All in all you were all just bricks in the wall.
So the brain fog came rolling on in, and the best I can do is take baby steps. It's not a reaction to Really Bad News; on the contrary, the news was firmly in the "good" column. Yes, there needs to be some follow up with a surgeon, but even if she finds something malignant, we are talking very small and very manageable. Nothing aggressive or invasive. And the BRCA test came back negative - so I imagine that my father Mike is looking down from the Great Afterlife, giving a big sigh of relief.
Holding myself together while dealing with the really scary unknown has finally caught up to me. My energy has been depleted, my focus has been skewed, my back and shoulders hurt. Pah! I am giving myself permission for one day to have this mini-meltdown. Tomorrow I have to be back on the phone, in the car, in the store, whatever it takes. I need to revise my list and stick to it.
Better than drugs ... music. Oh, I still took my meds, but I plugged myself into the iPhone for music and damn if it didn't help me. Kept down one-eighth of a chicken salad sandwich, did a load of dishes. Trimmed my cuticles. Good day despite the rocky start. I even developed plans for throwing a raisin pumpernickel dough into the bread machine, but the cupboard was bare of rye flour. Another time, yes.
I want a virtual TARDIS (there's an app for that).
I want Martha Stewart to stop talking about spring cleaning.

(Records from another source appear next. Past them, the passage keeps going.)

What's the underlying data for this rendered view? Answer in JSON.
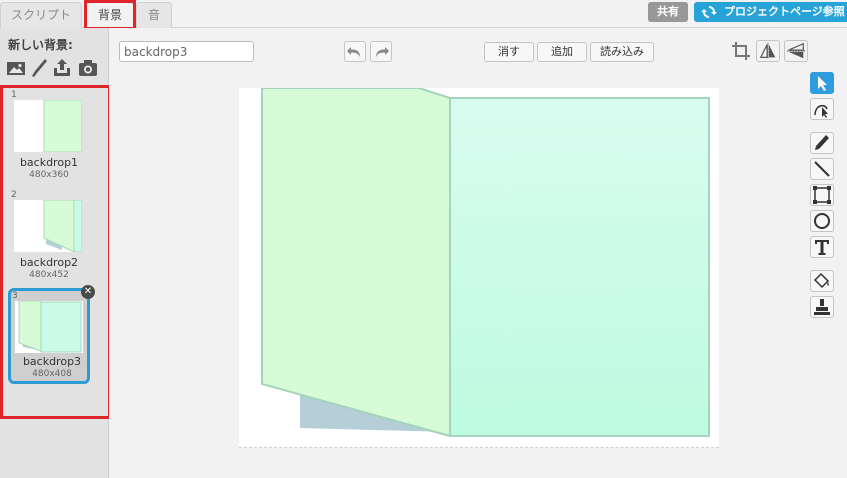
{
  "tabs": [
    {
      "label": "スクリプト",
      "active": false
    },
    {
      "label": "背景",
      "active": true
    },
    {
      "label": "音",
      "active": false
    }
  ],
  "header": {
    "share_label": "共有",
    "project_page_label": "プロジェクトページ参照"
  },
  "sidebar": {
    "new_backdrop_label": "新しい背景:",
    "new_icons": [
      "image-library-icon",
      "paint-brush-icon",
      "upload-icon",
      "camera-icon"
    ],
    "backdrops": [
      {
        "number": "1",
        "name": "backdrop1",
        "size": "480x360",
        "selected": false
      },
      {
        "number": "2",
        "name": "backdrop2",
        "size": "480x452",
        "selected": false
      },
      {
        "number": "3",
        "name": "backdrop3",
        "size": "480x408",
        "selected": true
      }
    ]
  },
  "editor": {
    "name_value": "backdrop3",
    "clear_label": "消す",
    "add_label": "追加",
    "import_label": "読み込み"
  },
  "tools": [
    "select-icon",
    "reshape-icon",
    "pencil-icon",
    "line-icon",
    "rectangle-icon",
    "ellipse-icon",
    "text-icon",
    "fill-icon",
    "stamp-icon"
  ],
  "colors": {
    "highlight": "#e0252a",
    "accent": "#2b9bd1",
    "panel_light_green": "#d6fbd6",
    "panel_mint": "#c2fbe4",
    "shadow": "#b5cfd8"
  }
}
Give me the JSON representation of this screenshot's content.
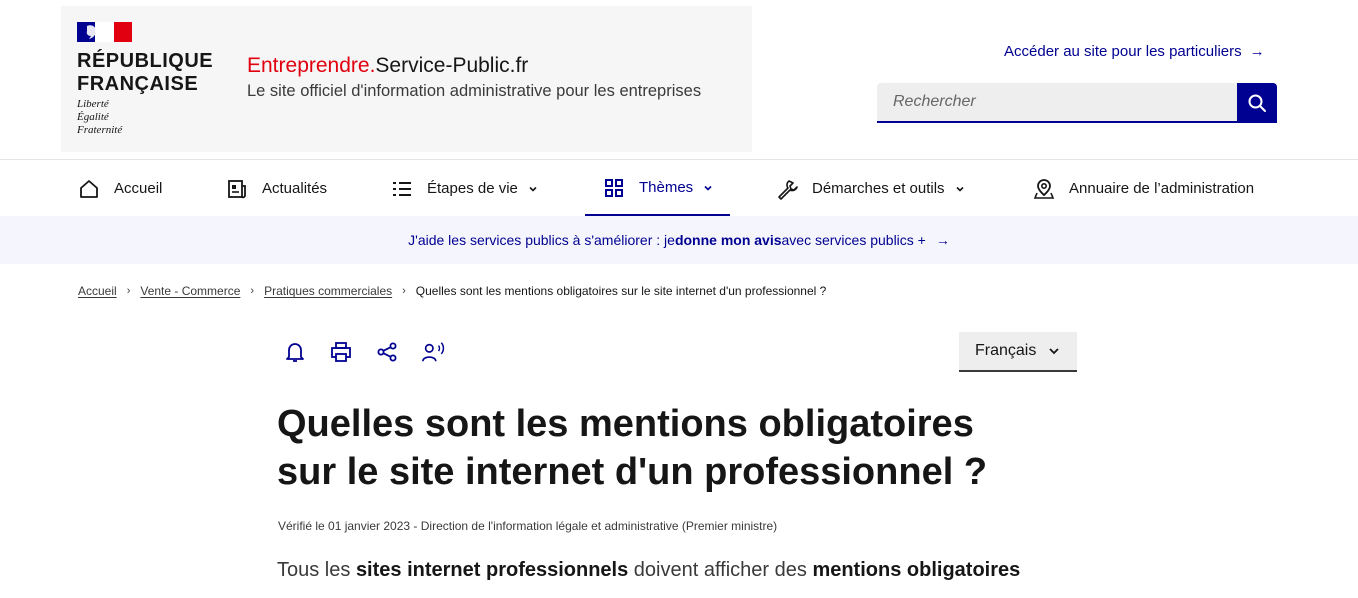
{
  "header": {
    "republic_line1": "RÉPUBLIQUE",
    "republic_line2": "FRANÇAISE",
    "devise": [
      "Liberté",
      "Égalité",
      "Fraternité"
    ],
    "site_name_accent": "Entreprendre.",
    "site_name_rest": "Service-Public.fr",
    "tagline": "Le site officiel d'information administrative pour les entreprises",
    "particuliers_link": "Accéder au site pour les particuliers",
    "search_placeholder": "Rechercher"
  },
  "nav": {
    "items": [
      {
        "label": "Accueil",
        "icon": "home-icon"
      },
      {
        "label": "Actualités",
        "icon": "newspaper-icon"
      },
      {
        "label": "Étapes de vie",
        "icon": "list-icon",
        "dropdown": true
      },
      {
        "label": "Thèmes",
        "icon": "grid-icon",
        "dropdown": true,
        "active": true
      },
      {
        "label": "Démarches et outils",
        "icon": "wrench-icon",
        "dropdown": true
      },
      {
        "label": "Annuaire de l’administration",
        "icon": "map-pin-icon"
      }
    ]
  },
  "banner": {
    "text_before": "J'aide les services publics à s'améliorer : je ",
    "text_bold": "donne mon avis",
    "text_after": " avec services publics +"
  },
  "breadcrumb": {
    "items": [
      "Accueil",
      "Vente - Commerce",
      "Pratiques commerciales"
    ],
    "current": "Quelles sont les mentions obligatoires sur le site internet d'un professionnel ?"
  },
  "tools": [
    "bell-icon",
    "print-icon",
    "share-icon",
    "listen-icon"
  ],
  "language": {
    "selected": "Français"
  },
  "article": {
    "title_line1": "Quelles sont les mentions obligatoires",
    "title_line2": "sur le site internet d'un professionnel ?",
    "verified": "Vérifié le 01 janvier 2023 - Direction de l'information légale et administrative (Premier ministre)",
    "intro_1": "Tous les ",
    "intro_b1": "sites internet professionnels",
    "intro_2": " doivent afficher des ",
    "intro_b2": "mentions obligatoires"
  },
  "colors": {
    "primary": "#000091",
    "accent": "#e1000f",
    "banner_bg": "#f5f5fe"
  }
}
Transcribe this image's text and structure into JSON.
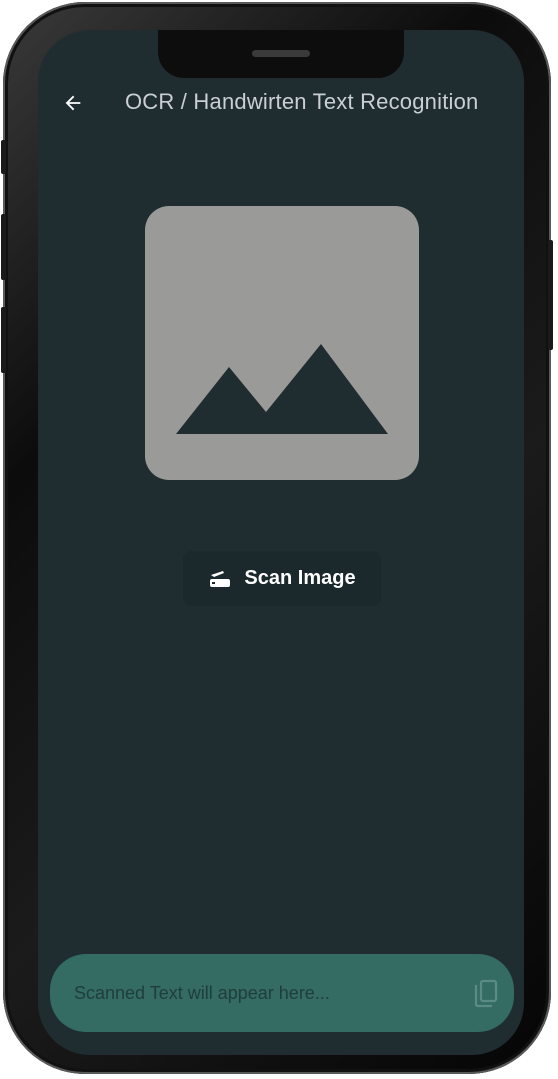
{
  "app": {
    "title": "OCR / Handwirten Text Recognition"
  },
  "icons": {
    "back": "arrow-back-icon",
    "placeholder": "image-placeholder-icon",
    "scan": "document-scanner-icon",
    "copy": "copy-icon"
  },
  "scan_button": {
    "label": "Scan Image"
  },
  "output": {
    "placeholder": "Scanned Text will appear here..."
  },
  "colors": {
    "background": "#1f2d31",
    "placeholder_image": "#9a9b99",
    "output_panel": "#346b62"
  }
}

Spring cleaning is not a good thing.
Bathed all four doggies.
Dancin' to "Mack the Knife." Feeling better.
(Not going to talk about the news, though. If you want to get depressed, please feel free to do it on your own time.)
Incidentally, these cool pictures of pretty tree flowers were taken in a sun-parched parking lot on South Orange Blossom Trail in Orlando. As one of my college English professors once wrote across the top of an essay I had written about Lao-Tse, "We find gold in unexpected places." Arrogant prick. The professor, not Lao-Tse.